# Impressive villains



## Cyanomega (Jun 30, 2015)

Let's take a moment to revel in the darker side of things. The love of the "bad guy". More often than not they can be more impressive than the hero. Any form of media will do. Books, movies, comics, radio ect.
since I've just finished up the daredevil Netflix series(it was impressive and worth it) I'll start with Wilson Fisk(comics)
98% of his fat ass is muscle. He is a cruel, calculating crime boss fitting of the name "Kingpin" 7/10 times he uses brains above brawn(loved his ultimate Spider-Man version) great interaction with all NY based marvel heroes. This is just a weak starting point to a stronger discussion. Any villain is game! Let's show some love to the dark side!


----------



## yell0w_f0x (Jun 30, 2015)

Christopher pelant
From bones

I think he is the greatest criminal in the series. I juse love villian with great minds that can pull off the most elaborate of schemes and still get away with it. Makes things much more exciting. 

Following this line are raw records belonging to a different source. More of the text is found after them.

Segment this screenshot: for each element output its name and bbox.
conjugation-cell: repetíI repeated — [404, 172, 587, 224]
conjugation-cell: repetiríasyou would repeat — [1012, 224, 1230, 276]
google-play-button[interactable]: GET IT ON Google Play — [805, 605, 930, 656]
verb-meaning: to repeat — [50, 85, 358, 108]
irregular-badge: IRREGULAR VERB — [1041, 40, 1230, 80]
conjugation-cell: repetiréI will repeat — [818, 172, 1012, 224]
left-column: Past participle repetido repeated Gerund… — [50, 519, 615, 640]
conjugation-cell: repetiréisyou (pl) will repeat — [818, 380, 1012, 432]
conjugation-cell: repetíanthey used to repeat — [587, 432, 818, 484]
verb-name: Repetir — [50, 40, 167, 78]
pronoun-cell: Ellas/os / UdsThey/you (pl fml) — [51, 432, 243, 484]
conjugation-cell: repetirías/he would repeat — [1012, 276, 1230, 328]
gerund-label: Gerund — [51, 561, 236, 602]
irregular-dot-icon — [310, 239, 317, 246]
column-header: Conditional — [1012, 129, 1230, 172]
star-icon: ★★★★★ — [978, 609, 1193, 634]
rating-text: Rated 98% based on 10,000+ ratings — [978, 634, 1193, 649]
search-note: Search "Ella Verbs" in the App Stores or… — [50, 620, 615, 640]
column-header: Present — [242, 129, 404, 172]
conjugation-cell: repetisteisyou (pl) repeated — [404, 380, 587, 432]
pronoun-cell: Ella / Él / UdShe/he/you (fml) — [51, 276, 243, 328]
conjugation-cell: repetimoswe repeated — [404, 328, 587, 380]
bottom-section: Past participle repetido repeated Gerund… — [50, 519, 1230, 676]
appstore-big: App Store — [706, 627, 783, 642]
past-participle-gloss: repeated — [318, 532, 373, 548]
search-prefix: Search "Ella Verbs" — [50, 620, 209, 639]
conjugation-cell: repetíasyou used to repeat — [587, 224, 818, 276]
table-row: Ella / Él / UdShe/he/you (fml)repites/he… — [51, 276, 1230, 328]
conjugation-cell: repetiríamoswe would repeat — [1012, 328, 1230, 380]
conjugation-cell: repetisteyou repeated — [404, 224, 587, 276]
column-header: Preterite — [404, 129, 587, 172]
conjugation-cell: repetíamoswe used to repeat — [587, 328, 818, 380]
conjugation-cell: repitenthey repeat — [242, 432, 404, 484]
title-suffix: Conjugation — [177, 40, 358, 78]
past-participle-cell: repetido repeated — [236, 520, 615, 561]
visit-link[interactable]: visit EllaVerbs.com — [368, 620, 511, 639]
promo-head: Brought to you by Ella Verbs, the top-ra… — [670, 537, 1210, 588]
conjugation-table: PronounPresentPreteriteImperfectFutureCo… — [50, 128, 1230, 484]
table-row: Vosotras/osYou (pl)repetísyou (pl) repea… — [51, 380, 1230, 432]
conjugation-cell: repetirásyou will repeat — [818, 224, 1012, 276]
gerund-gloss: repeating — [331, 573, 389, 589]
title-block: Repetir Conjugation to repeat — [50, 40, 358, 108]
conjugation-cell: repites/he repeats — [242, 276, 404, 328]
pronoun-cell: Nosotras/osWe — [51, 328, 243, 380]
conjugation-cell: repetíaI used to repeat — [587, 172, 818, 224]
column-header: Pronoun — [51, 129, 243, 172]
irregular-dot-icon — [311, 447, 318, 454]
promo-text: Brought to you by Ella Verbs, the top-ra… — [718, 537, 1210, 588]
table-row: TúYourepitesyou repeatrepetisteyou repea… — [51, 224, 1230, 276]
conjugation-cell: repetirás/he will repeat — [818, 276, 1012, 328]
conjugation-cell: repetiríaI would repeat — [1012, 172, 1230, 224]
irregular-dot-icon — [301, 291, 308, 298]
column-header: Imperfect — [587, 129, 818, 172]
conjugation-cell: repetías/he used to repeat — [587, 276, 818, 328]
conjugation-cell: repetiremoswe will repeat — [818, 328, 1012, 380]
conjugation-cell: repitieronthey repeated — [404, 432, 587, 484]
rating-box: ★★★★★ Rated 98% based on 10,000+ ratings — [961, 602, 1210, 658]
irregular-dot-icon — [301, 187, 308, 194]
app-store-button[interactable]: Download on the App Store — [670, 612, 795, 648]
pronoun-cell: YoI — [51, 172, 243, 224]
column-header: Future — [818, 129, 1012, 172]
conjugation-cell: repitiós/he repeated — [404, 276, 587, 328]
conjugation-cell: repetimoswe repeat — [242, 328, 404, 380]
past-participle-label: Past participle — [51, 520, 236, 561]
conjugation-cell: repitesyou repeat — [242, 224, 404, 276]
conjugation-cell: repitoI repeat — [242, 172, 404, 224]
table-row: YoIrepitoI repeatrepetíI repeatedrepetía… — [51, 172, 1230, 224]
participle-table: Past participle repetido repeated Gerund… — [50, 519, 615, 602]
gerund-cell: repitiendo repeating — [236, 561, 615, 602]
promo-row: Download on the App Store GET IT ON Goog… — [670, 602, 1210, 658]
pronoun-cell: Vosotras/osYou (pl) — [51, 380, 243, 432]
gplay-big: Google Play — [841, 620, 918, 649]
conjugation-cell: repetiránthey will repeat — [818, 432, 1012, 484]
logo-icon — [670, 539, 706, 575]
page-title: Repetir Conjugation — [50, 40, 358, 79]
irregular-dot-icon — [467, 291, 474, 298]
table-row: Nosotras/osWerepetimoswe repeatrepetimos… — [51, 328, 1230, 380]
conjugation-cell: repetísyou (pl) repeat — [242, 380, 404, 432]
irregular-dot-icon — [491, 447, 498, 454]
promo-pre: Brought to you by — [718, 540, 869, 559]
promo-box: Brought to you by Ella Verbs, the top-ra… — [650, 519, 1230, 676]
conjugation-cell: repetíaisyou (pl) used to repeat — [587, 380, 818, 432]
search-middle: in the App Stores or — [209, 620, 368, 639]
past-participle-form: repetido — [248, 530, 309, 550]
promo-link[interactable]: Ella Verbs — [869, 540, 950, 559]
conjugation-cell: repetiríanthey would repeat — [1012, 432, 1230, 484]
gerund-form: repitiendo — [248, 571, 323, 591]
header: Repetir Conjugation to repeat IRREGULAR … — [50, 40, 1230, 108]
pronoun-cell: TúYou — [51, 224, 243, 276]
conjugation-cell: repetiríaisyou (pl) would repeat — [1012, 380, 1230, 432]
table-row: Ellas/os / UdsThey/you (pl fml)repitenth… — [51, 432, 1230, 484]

That being said, I also really admire moriarty from bbcs sherlock.


----------



## JynxLynx (Jun 30, 2015)

yell0w_f0x said:


> Christopher pelant
> From bones
> 
> I think he is the greatest criminal in the series. I juse love villian with great minds that can pull off the most elaborate of schemes and still get away with it. Makes things much more exciting.
> ...


'Nuff said.


----------



## Butters Shikkon (Jun 30, 2015)

KingPin is really cool. 

I like a ton of Disney Villains. Mainly Scar, Hook, Cruella De Vil and Madame Medusa. Crazy and sorta fabulous in their own way.


----------



## ElectricBlue1989 (Jul 1, 2015)

Threads like these remind me of this guy:


ElectricBlue1989 said:


> _*
> Bill Sykes:*_
> 
> 
> ...



My opinion hasn't changed.
For the uninitiated, he's the villain from Disney's _Oliver and Company. _


----------